Last year, as the plans to develop and construct the sites and arenas for the 2014 Winter Olympics in Sochi were initiated, the Games’ master, Dmitry Chernyshenko, assured that Russia was “delivering the ‘Green Games’ … committed not only to protecting the environment ... but (also) dramatically enhancing the environmental situation” of the Black Sea resorts and game areas. However, looking back as the dust settles after Sochi, which the Russian government and other Sochi marketing franchises exacted 185 billion rubbles ($51 billion) in funds to produce, the environmental effects of Russia’s Winter Games have been devastating for Imeretinsky Valley’s subtropics and ecosystem.The construction of seven stadiums and the Olympic Villages that made up the Coastal Cluster and five Mountain Cluster resorts and complexes for slope events such as snowboarding, skiing and bobsleighing, all of which hosted over 2,000 athletes and were visited by thousands of spectators and dignitaries from around the globe, took seven years to complete. Sochi has surpassed the record for the most expensive Olympic Games ever produced, and the toll this past Winter Games has had on the Sochi’s surrounding environment has been far from green.
Although one of Russia’s richest sites of biodiversity and rare forest grounds, 8,750 acres of Sochi National Park were torn down to make way for the Sochi Games’ construction, including a large stretch of wetlands that was formerly home to as many as 65 species of birds. Many of the territories have seen large declines in populations of reptiles and brown bears, especially with the deterioration of the large Mzymta River. The park’s natural source of salmon has become heavily polluted because of the railroads and tunnels that were built beside it to connect venues with Sochi’s airport. Since the preparations for the Games began in 2007, the river had been collecting the debris and chemicals from the massive Olympic Park and resort constructions — Mzymta’s entire form has been misshapen by the process.

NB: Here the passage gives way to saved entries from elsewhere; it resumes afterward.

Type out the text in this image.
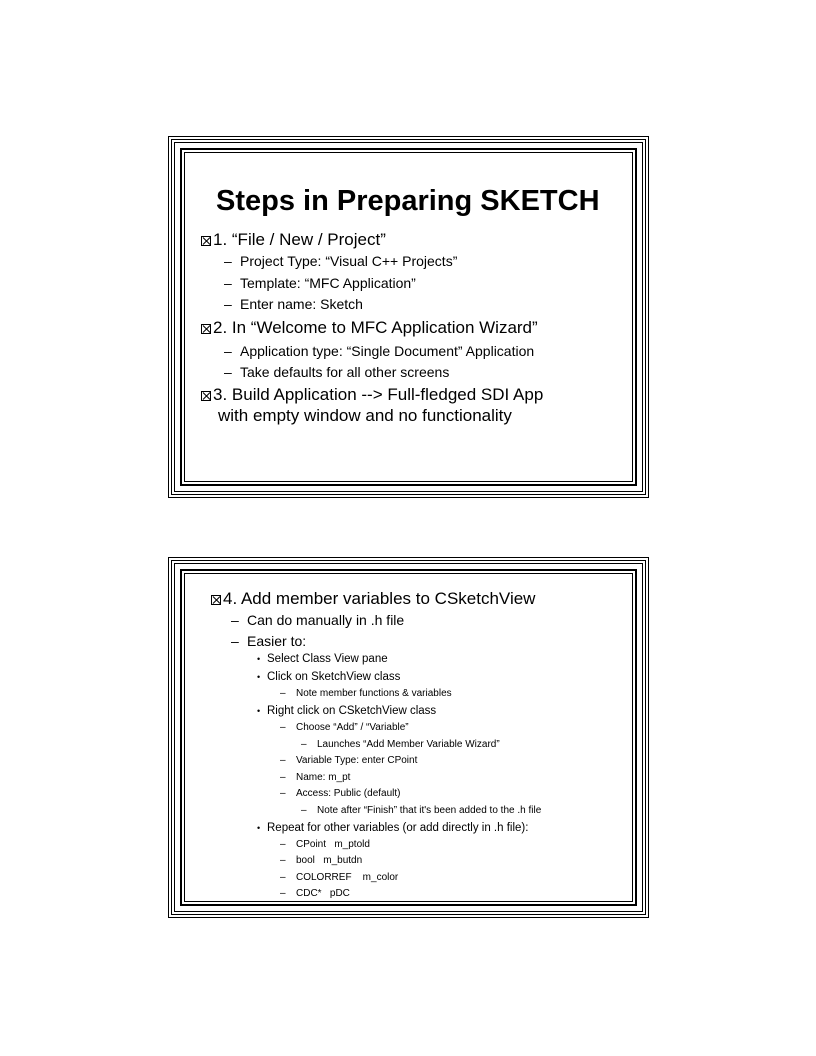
Steps in Preparing SKETCH
1. “File / New / Project”
– Project Type: “Visual C++ Projects”
– Template: “MFC Application”
– Enter name: Sketch
2. In “Welcome to MFC Application Wizard”
– Application type: “Single Document” Application
– Take defaults for all other screens
3. Build Application --> Full-fledged SDI App
with empty window and no functionality
4. Add member variables to CSketchView
– Can do manually in .h file
– Easier to:
• Select Class View pane
• Click on SketchView class
– Note member functions & variables
• Right click on CSketchView class
– Choose “Add” / “Variable”
– Launches “Add Member Variable Wizard”
– Variable Type: enter CPoint
– Name: m_pt
– Access: Public (default)
– Note after “Finish” that it's been added to the .h file
• Repeat for other variables (or add directly in .h file):
– CPoint   m_ptold
– bool   m_butdn
– COLORREF    m_color
– CDC*   pDC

In 2006, a Federal Code to protect Russia’s rare forest sites enacted as a way to preserve “26 percent of the world’s last remaining forests untouched by logging.” However, in 2009, as Sochi Games’ projects progressed, the State Duma amended the code to allow the logging of rare forest species formerly protected by the Federal Code. Responding to environmental activists who were furious after the large logging projects in Sochi National park were completed and also attempting to adhere to Chernyshenko’s “Green Games” outline, Sochi projectors planted over one million trees to replace the losses due to the Games’ construction. Though a somewhat conscious gesture, the concern is still for the lost ecosystem the forests once provided.
Gretchen Bleiber, a former Olympic medalist, appalled, condemned Russia’s futile attempts to make up for the damages to Sochi National Park, saying, “The problem is that you can’t destroy an old-growth forest ecosystem and just rebuild it elsewhere. The biodiversity that has been lost is immeasurable. Damage in the national park has spread far beyond the natural areas that were obliterated.”
Even the Games’ own is speaking out in defense of the forests and environmental habitats that were destroyed by the Sochi 2014 Winter Olympic Games.